2011: Come Out and Play My Friends

In 2011 Sahabat Anak’s yearly campaign was “Come out and play, my friend!” This campaign falls under the UN Convention on the Rights of The Child and was chosen as a reflection of the concern we have at Sahabat Anak that there is limited time and physical space for children to play healthy and educative games. This is an issue not only affecting marginalized and street children in Jakarta, but almost all children living in the city area. Time and physical space for a child to play are imperative for a child’s psychological and social development. It is through playing that children learn. They learn social norms, communication skills, creative and abstract thinking, cognitive skills and it helps to build up self-confidence. In a poor urban environment there is a lack of space to play. Many children living in marginalised communities have small houses with no backyards or parks. Therefore they have to play in the streets. It is common to see children flying kites and playing games in the streets of Jakarta. This is not a safe environment, they are usually playing close to traffic and in cramped areas.

Article 31 of the UN Convention on The Rights of the Child:
That every child has the right to rest and leisure, to engage in play and recreational activities appropriate to the age of the child and to participate freely in cultural life and the arts.

This theme was used by Sahabat Anak to inspire and teach parents to think more about a child’s right to play.

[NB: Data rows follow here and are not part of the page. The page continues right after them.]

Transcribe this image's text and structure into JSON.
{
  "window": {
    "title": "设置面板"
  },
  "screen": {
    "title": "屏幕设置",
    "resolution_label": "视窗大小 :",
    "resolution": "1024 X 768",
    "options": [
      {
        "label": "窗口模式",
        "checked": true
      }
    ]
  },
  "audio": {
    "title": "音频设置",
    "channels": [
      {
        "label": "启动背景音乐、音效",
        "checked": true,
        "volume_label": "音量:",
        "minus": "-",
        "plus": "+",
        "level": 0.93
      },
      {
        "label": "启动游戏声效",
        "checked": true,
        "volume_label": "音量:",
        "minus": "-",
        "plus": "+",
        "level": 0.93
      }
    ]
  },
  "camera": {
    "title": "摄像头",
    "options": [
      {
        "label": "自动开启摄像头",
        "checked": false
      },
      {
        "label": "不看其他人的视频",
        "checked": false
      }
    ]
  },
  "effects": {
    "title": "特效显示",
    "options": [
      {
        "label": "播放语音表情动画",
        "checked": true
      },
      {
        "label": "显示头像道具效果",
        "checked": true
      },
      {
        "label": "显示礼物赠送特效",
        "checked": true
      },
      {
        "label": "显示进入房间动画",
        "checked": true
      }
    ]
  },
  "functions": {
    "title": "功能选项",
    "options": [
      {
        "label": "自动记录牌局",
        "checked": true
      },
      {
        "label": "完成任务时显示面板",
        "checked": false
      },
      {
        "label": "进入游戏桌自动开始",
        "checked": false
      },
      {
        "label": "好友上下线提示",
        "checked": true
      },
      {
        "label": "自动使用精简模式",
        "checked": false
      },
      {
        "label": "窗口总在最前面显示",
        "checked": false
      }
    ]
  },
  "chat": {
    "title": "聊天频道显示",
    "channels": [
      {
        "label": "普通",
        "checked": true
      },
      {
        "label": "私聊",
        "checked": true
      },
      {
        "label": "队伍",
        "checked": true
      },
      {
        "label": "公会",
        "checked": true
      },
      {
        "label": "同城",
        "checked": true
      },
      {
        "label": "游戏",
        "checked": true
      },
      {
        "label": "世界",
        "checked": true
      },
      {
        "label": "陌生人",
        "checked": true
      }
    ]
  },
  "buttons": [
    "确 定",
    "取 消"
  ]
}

Parents were encouraged not only to provide the space for children to play, but also to provide interesting games.

On February 17, 2011, Sahabat Anak launched the campaign titled “Come out to play, my friends!” (Bermainlah, Sahabatku!) to advocate for a child’s right to play.  The target was that by July 2011, there will be 1,050 children in Jakarta and surrounding areas who would have benefited from this program.

The community was asked to participate by donating toys, funds to support the event and to come out and help distribute the donated toys to the children in the marginalised communities.  The focus was not really on distributing the toys, instead it was used as an opportunity to raise public awareness about children’s rights and that adults and the community should be willing to spend time with children playing fun and educative games.